More cuts for us, more handouts for them
One striking point of agreement between the two party leaders was their insistence on the fact that "growth" would have to be "helped" by massive state intervention. Not, of course in order to increase services, or take over vital industries, like transport. No, they will intervene to "service" the bosses!
And we all know what that means. Yet more handouts from public funds to the private sharks; yet more public sector jobs going and yet more cuts in public services - to pay, precisely, for these further handouts! And this will be over and above the repayment of Darling's and Brown's banking bail-outs and the cost to the working population of all of that.
Yet when there is even the slightest hint that the bosses might be asked for something in return - like that mere token "suggestion" in the Queen's speech that banks and companies might like to disclose the size of the pay packets of their top executives, well the bosses throw their hands up in horror! As the CBI president exclaimed, this would be far too "prescriptive"!
Back in the real world though, for the time being anyway, Cameron is only talking, while Brown is actually doing ... exactly what Cameron would do, if he was in government!
"Growth", yes, in unemployment!
Brown tells us about growth, but apart from the profits of the banks growing, all the indicators which affect the lives of working people, are actually still shrinking.

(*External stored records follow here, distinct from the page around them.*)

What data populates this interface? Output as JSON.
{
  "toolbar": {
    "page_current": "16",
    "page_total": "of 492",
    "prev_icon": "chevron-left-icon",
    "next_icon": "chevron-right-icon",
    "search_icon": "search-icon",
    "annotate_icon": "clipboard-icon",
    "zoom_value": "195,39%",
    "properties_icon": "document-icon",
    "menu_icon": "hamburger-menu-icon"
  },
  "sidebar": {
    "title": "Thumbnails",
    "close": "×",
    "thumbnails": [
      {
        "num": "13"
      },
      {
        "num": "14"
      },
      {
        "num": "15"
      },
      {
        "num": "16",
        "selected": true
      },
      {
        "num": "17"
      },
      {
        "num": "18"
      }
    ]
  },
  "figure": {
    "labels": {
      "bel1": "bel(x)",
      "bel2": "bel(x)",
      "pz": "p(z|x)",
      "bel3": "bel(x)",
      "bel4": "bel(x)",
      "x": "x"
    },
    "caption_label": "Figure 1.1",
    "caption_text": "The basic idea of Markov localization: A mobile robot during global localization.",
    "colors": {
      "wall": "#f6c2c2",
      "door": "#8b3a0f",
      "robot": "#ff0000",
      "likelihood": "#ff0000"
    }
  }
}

Excepting of course, for one of these indicators - which is certainly growing - and that is unemployment! The fact that unemployment is growing "more slowly" than in previous months (apparently it will not go over the 3m mark this December, after all), is hardly comforting.
The latest announcement, only this week, from Lloyds, one of the banks which the government itself controls (it is 43% government-owned), includes around 700 job cuts in its Buckinghamshire offices. That is in addition to the 5,000 job cuts announced by Lloyds at the beginning of the year. What is more, RBS, the government-owned Royal Bank of Scotland has already cut 20,000 jobs worldwide, mostly here in Britain, but this is estimated to be only half the total cuts it plans to make. So there are yet more(state-owned) banking job losses to come!
On the other hand, the case of Threshers and First Quench off-licence businesses - which are closing 734 stores with the loss of 3,700 jobs - not only shows that job cuts are still increasing in the private sector, but reflects the fact that working class people have a lot less to spend in the shops, simply because incomes have gone down.
We have to make our own recovery
For the working class today, this is the real meaning of the so-called "recovery" and the "growth" politicians keep going on about in order to vie for our votes.
Against that, and against whoever gets into office at the next election, there is only one effective medicine - and we know very well what it is. We have our huge collective strength, so far unused, with which we can force the bosses to foot the bill for their crisis. And we had better not wait until election day to use it.